Were times when Mrs. Hanna Burkhardt, who lived on the edge of a village in one such childless house, could in her fancy hear the flutter of wings, too. There had once been a visit to a doctor in High Street because of those head-noises and the sudden terror of not being able to swallow. He had stethoscoped and prescribed her change of scene. Had followed two weeks with cousins fifty miles away near Lida, Ohio, and a day’s stop-over in Cincinnati allowed by her railroad ticket. But six months after, in the circle of glow from a tablelamp that left the corners of the room in a chiaroscuro kind of gloom, there were again noises of wings rustling and of water lapping and the old stricture of the throat. Across the table, a Paisley cover between them, Mr. John Burkhardt, his short spade of beard already down over his shirt-front, arm hanging lax over his chair-side and newspaper fallen, sat forward in a hunched attitude of sleep, whistling noises coming occasionally through his breathing. A china clock, the centerpiece of the mantel, ticked spang into the silence, enhancing it.

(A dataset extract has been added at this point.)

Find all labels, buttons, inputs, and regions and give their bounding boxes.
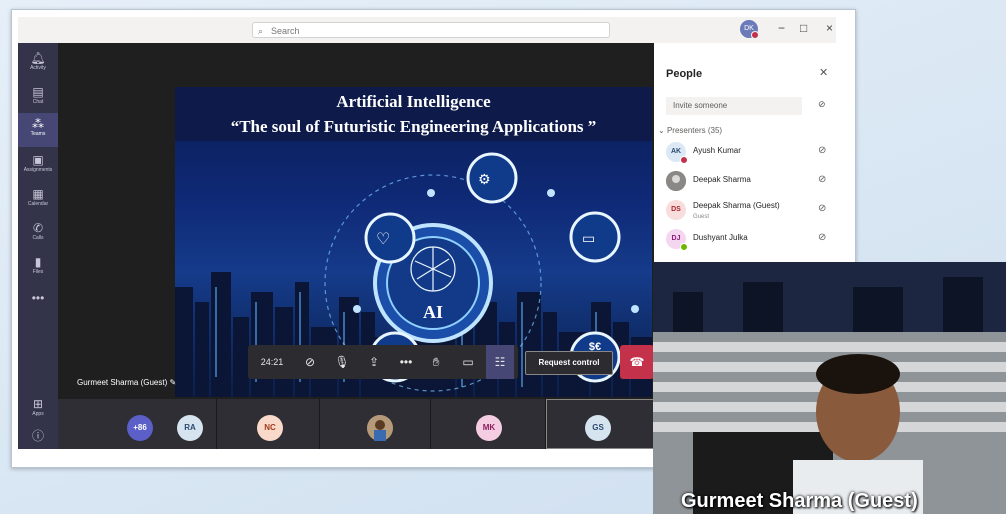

Hands in lap, head back against the mat of her chair, Mrs. Burkhardt looked straight ahead of her into this silence—at a closed door hung with a newspaper rack, at a black-walnut horsehair divan, a great sea-shell on the carpet beside it. A nickelplated warrior gleamed from the top of a baseburner that showed pink through its mica doors. He stood out against the chocolate-ocher wallpaper and a framed Declaration of Independence, hanging left. A coal fell. Mr. Burkhardt sat up, shook himself of sleep.

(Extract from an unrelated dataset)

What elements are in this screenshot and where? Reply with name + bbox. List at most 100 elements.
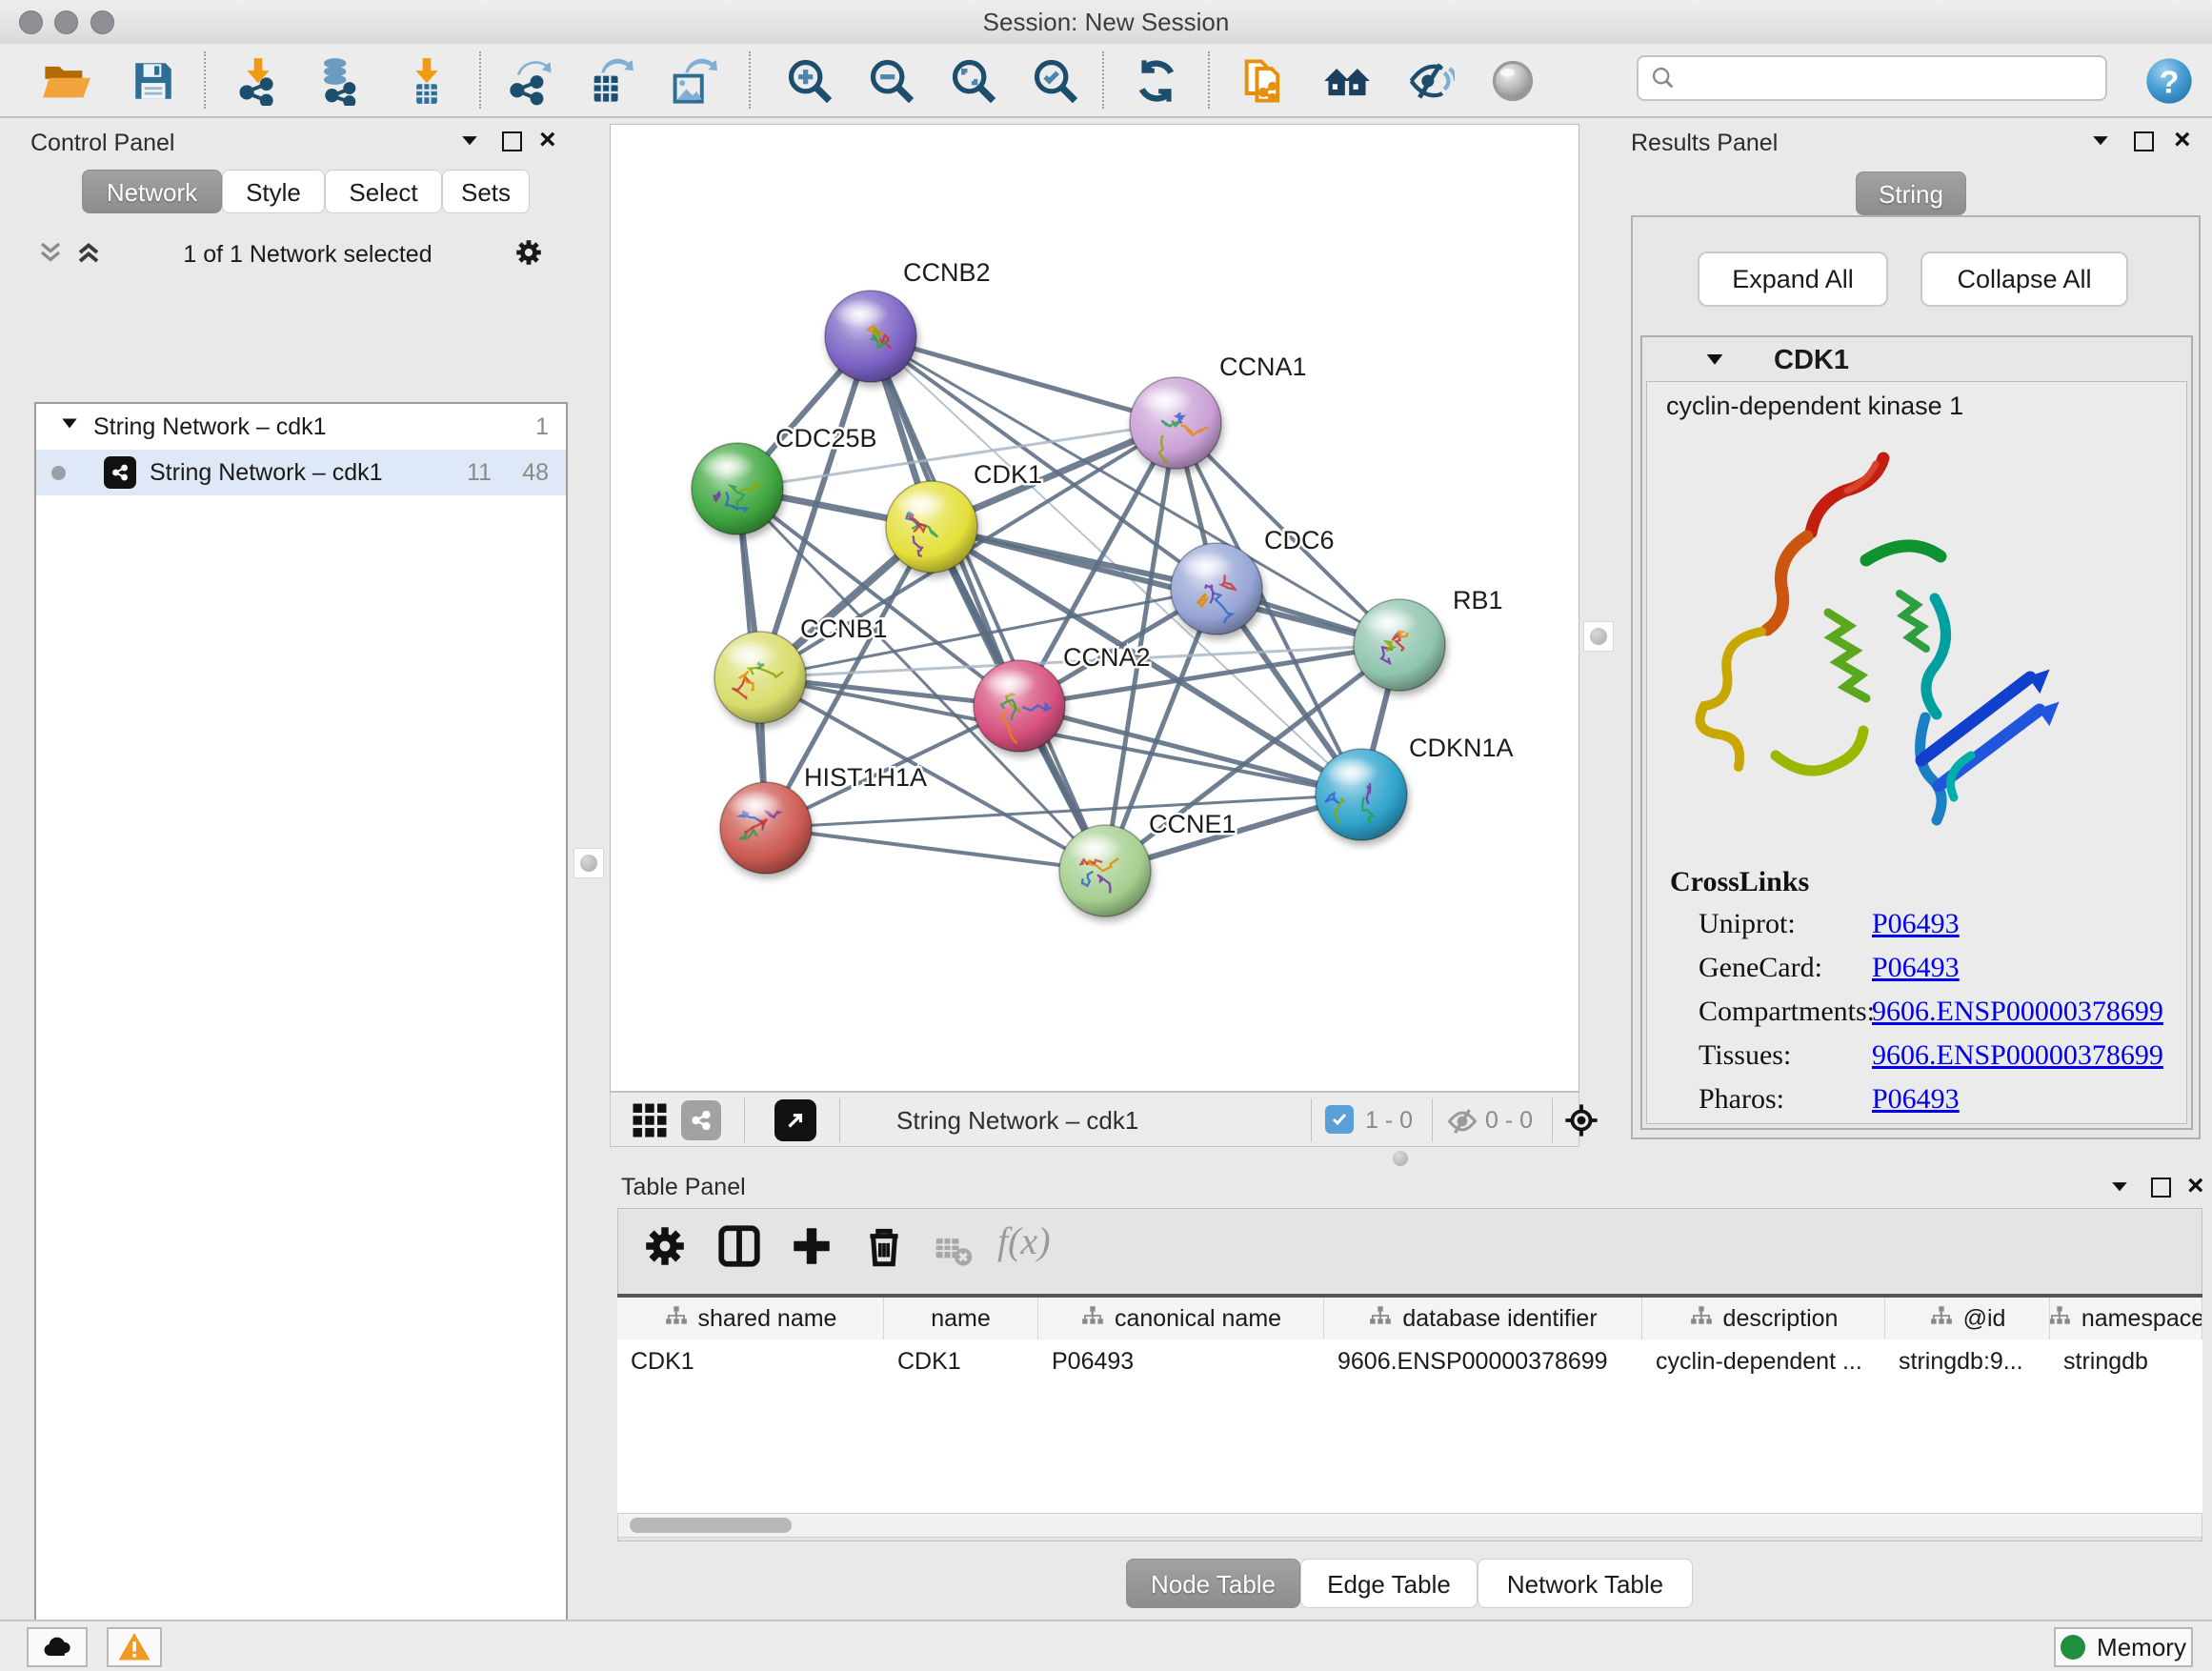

“Little chilly,” he said, and in carpet slippers and unbuttoned waistcoat moved over to the base-burner, his feet, to avoid sloughing, not leaving the floor. He was slightly stooped, the sateen back to his waistcoat hiking to the curve of him. But he swung up the scuttle with a swoop, rattling coal freely down into the red-jowled orifice.
“Ugh, don’t!” she said. “I’m burnin’ up.”
He jerked back the scuttle, returning to his chair, and, picking up the fallen newspaper, drew down his spectacles from off his brow and fell immediately back into close, puckered scrutiny of the printed page.
“What time is it, Burkhardt? That old thing on the mantel’s crazy.”
He drew out a great silver watch.
“O God!” she said. “I thought it was about ten.”
The clock ticked in roundly again except when he rustled his paper in the turning. The fire was crackling now, too, in sharp explosions. Beyond the arc of lamp the room was deeper than ever in shadow. Finally John Burkhardt’s head relaxed again to his shirt-front, the paper falling gently away to the floor. She regarded his lips puffing out as he breathed. Hands clasped, arms full length on the table, it was as if the flood of words pressing against the walls of her, to be shrieked rather than spoken, was flowing over to him. He jerked erect again, regarding her through blinks.